Hasta allí, todo puede explicarse con aquella propensión tan humana a probar lo novedoso y a buscar con afán lo prohibido, pero, ¿cómo entender la curiosa generosidad de algunos maridos que se hacen cómplices de las andanzas eróticas extraconyugales de sus medias naranjas y hasta parecen disfrutar cuando saben que la fruta propia endulza los dientes de otro comensal?
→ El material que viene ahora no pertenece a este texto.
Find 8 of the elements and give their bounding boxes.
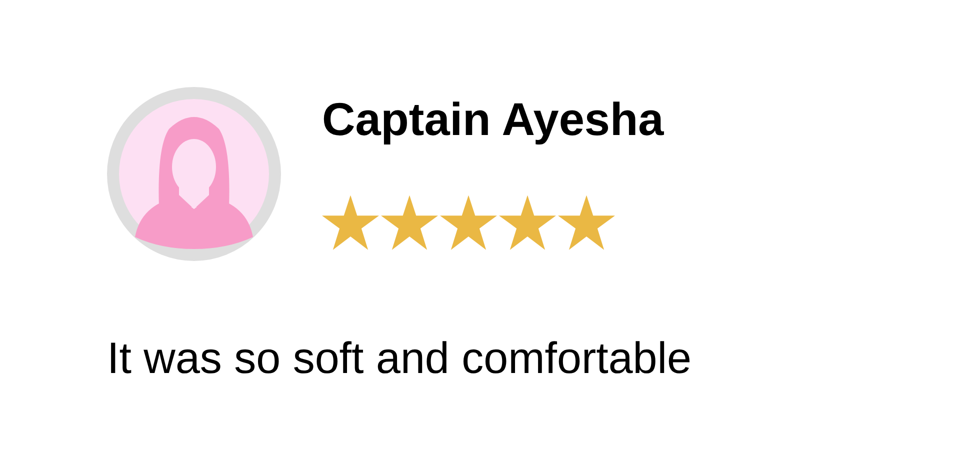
filled-star-icon (499, 195, 556, 250)
filled-star-icon (558, 195, 615, 250)
avatar-icon (107, 87, 281, 261)
filled-star-icon (440, 195, 497, 250)
filled-star-icon (381, 195, 438, 250)
filled-star-icon (322, 195, 379, 250)
author-name: Captain Ayesha (322, 92, 664, 147)
review-text: It was so soft and comfortable (107, 333, 693, 385)
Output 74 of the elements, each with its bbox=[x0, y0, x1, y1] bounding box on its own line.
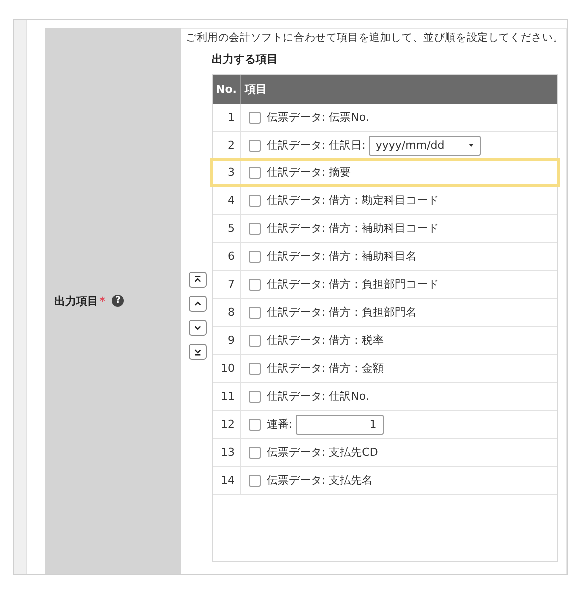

Sobre esta inclinación de algunos maridos es prudente hablar en voz baja, porque es tema que merece discreción y en algunos casos, hasta respeto, ya que no es lo mismo un simple cabronzuelo, que cede a su mujer por conveniencia o dinero, que un hombre generoso que al ver disminuida su potencia por los años o por cualquier achaque, decide conceder a su mujer una discreta libertad para que disfrute lo que el no puede darle. Tampoco puede compararse al cornudo engañado, que es el último en saberlo, con el marido complaciente y liberal que, en busca de experiencias nuevas para él mismo y para su consorte, permite o propicia encuentros discretos para que su mujer también pueda saborear las delicias de la fruta ajena. Dicen algunos que estos acuerdos conyugales son el mejor remedio para los celos.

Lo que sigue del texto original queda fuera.